3 指定薬物について、医療等の用途以外の用途に供するための製造、輸入等を禁止することとしたこと。

4 指定薬物について、医療等の用途に使用する者を対象として行う場合のほか、その広告を禁止することとしたこと。

5 厚生労働大臣又は都道府県知事は、指定薬物である疑いがある物品を発見した場合において、当該物品を製造した者等に対し、当該物品が指定薬物であるかどうかの検査を受けるべきことを命ずることができること及び検査の結果の通知を受けるまでの間、当該物品の製造等の禁止を併せて命ずることができることとしたこと。

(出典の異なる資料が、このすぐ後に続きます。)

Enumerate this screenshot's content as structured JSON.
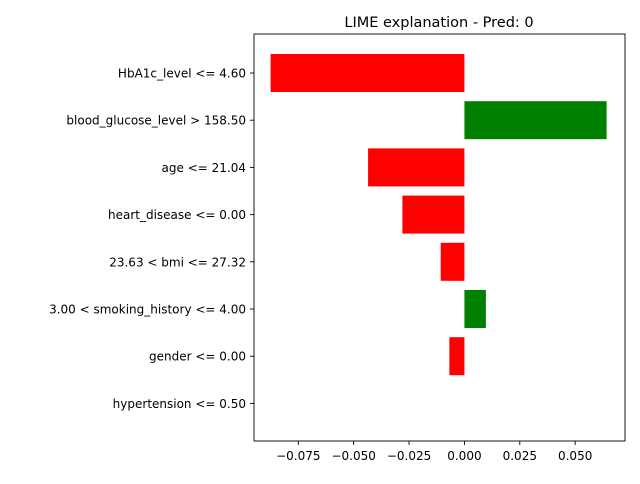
{
  "chart_data": {
    "type": "bar",
    "orientation": "horizontal",
    "title": "LIME explanation - Pred: 0",
    "xlabel": "",
    "ylabel": "",
    "categories": [
      "HbA1c_level <= 4.60",
      "blood_glucose_level > 158.50",
      "age <= 21.04",
      "heart_disease <= 0.00",
      "23.63 < bmi <= 27.32",
      "3.00 < smoking_history <= 4.00",
      "gender <= 0.00",
      "hypertension <= 0.50"
    ],
    "values": [
      -0.0875,
      0.0642,
      -0.0435,
      -0.028,
      -0.0107,
      0.0097,
      -0.0068,
      0.0
    ],
    "xlim": [
      -0.095,
      0.0725
    ],
    "xticks": [
      -0.075,
      -0.05,
      -0.025,
      0.0,
      0.025,
      0.05
    ],
    "xtick_labels": [
      "−0.075",
      "−0.050",
      "−0.025",
      "0.000",
      "0.025",
      "0.050"
    ],
    "colors": {
      "positive": "#008000",
      "negative": "#ff0000",
      "axis": "#000000",
      "text": "#000000"
    },
    "grid": false,
    "legend": "none"
  }
}
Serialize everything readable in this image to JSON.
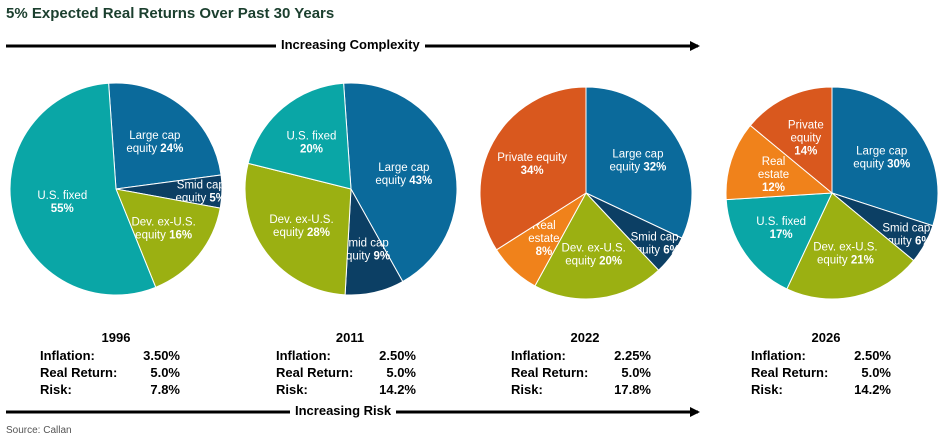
{
  "title": "5% Expected Real Returns Over Past 30 Years",
  "top_arrow_label": "Increasing Complexity",
  "bottom_arrow_label": "Increasing Risk",
  "source": "Source: Callan",
  "colors": {
    "Large cap equity": "#0b6a9b",
    "Smid cap equity": "#0c3f64",
    "Dev. ex-U.S. equity": "#9bb012",
    "U.S. fixed": "#0aa6a6",
    "Private equity": "#d9581e",
    "Real estate": "#f0821b"
  },
  "chart_data": [
    {
      "type": "pie",
      "year": "1996",
      "slices": [
        {
          "name": "Large cap equity",
          "value": 24,
          "label": [
            "Large cap",
            "equity "
          ],
          "pct": "24%"
        },
        {
          "name": "Smid cap equity",
          "value": 5,
          "label": [
            "Smid cap",
            "equity "
          ],
          "pct": "5%"
        },
        {
          "name": "Dev. ex-U.S. equity",
          "value": 16,
          "label": [
            "Dev. ex-U.S.",
            "equity "
          ],
          "pct": "16%"
        },
        {
          "name": "U.S. fixed",
          "value": 55,
          "label": [
            "U.S. fixed",
            ""
          ],
          "pct": "55%"
        }
      ],
      "stats": [
        {
          "label": "Inflation:",
          "value": "3.50%"
        },
        {
          "label": "Real Return:",
          "value": "5.0%"
        },
        {
          "label": "Risk:",
          "value": "7.8%"
        }
      ]
    },
    {
      "type": "pie",
      "year": "2011",
      "slices": [
        {
          "name": "Large cap equity",
          "value": 43,
          "label": [
            "Large cap",
            "equity "
          ],
          "pct": "43%"
        },
        {
          "name": "Smid cap equity",
          "value": 9,
          "label": [
            "Smid cap",
            "equity "
          ],
          "pct": "9%"
        },
        {
          "name": "Dev. ex-U.S. equity",
          "value": 28,
          "label": [
            "Dev. ex-U.S.",
            "equity "
          ],
          "pct": "28%"
        },
        {
          "name": "U.S. fixed",
          "value": 20,
          "label": [
            "U.S. fixed",
            ""
          ],
          "pct": "20%"
        }
      ],
      "stats": [
        {
          "label": "Inflation:",
          "value": "2.50%"
        },
        {
          "label": "Real Return:",
          "value": "5.0%"
        },
        {
          "label": "Risk:",
          "value": "14.2%"
        }
      ]
    },
    {
      "type": "pie",
      "year": "2022",
      "slices": [
        {
          "name": "Large cap equity",
          "value": 32,
          "label": [
            "Large cap",
            "equity "
          ],
          "pct": "32%"
        },
        {
          "name": "Smid cap equity",
          "value": 6,
          "label": [
            "Smid cap",
            "equity "
          ],
          "pct": "6%"
        },
        {
          "name": "Dev. ex-U.S. equity",
          "value": 20,
          "label": [
            "Dev. ex-U.S.",
            "equity "
          ],
          "pct": "20%"
        },
        {
          "name": "Real estate",
          "value": 8,
          "label": [
            "Real",
            "estate"
          ],
          "pct": "8%"
        },
        {
          "name": "Private equity",
          "value": 34,
          "label": [
            "Private equity",
            ""
          ],
          "pct": "34%"
        }
      ],
      "stats": [
        {
          "label": "Inflation:",
          "value": "2.25%"
        },
        {
          "label": "Real Return:",
          "value": "5.0%"
        },
        {
          "label": "Risk:",
          "value": "17.8%"
        }
      ]
    },
    {
      "type": "pie",
      "year": "2026",
      "slices": [
        {
          "name": "Large cap equity",
          "value": 30,
          "label": [
            "Large cap",
            "equity "
          ],
          "pct": "30%"
        },
        {
          "name": "Smid cap equity",
          "value": 6,
          "label": [
            "Smid cap",
            "equity "
          ],
          "pct": "6%"
        },
        {
          "name": "Dev. ex-U.S. equity",
          "value": 21,
          "label": [
            "Dev. ex-U.S.",
            "equity "
          ],
          "pct": "21%"
        },
        {
          "name": "U.S. fixed",
          "value": 17,
          "label": [
            "U.S. fixed",
            ""
          ],
          "pct": "17%"
        },
        {
          "name": "Real estate",
          "value": 12,
          "label": [
            "Real",
            "estate"
          ],
          "pct": "12%"
        },
        {
          "name": "Private equity",
          "value": 14,
          "label": [
            "Private",
            "equity"
          ],
          "pct": "14%"
        }
      ],
      "stats": [
        {
          "label": "Inflation:",
          "value": "2.50%"
        },
        {
          "label": "Real Return:",
          "value": "5.0%"
        },
        {
          "label": "Risk:",
          "value": "14.2%"
        }
      ]
    }
  ]
}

6 厚生労働大臣又は都道府県知事は、医療等の用途以外に供されるために製造等された指定薬物について、それらを取り扱う者に対し、廃棄、回収等を命ずることができること及びこれらの命令に従わない場合に、代わって廃棄、回収等の措置を採ることができることとしたこと。

7 厚生労働大臣又は都道府県知事は、検査の命令、廃棄、回収等の命令等に必要な限度において立入検査等を行うことができることとしたこと。

8 指定薬物を製造し、輸入し、販売し、授与し、又は販売若しくは授与の目的で貯蔵し、若しくは陳列した者は、3年以下の懲役若しくは300万円以下の罰金に処し、又はこれを併科することとしたこと。また、これらを業として行った者は、罰則を強化して、5年以下の懲役若しくは500万円以下の罰金に処し、又はこれを併科することとしたこと。

9 罰則その他所要の規定の整備を行うこととしたこと。

二 附則

1 施行期日

第二の一(違法ドラッグ関係)及び当該規定の施行に関し必要な経過措置に関する規定については公布の日から起算して1年を超えない範囲内において政令で定める日に施行することとしたこと。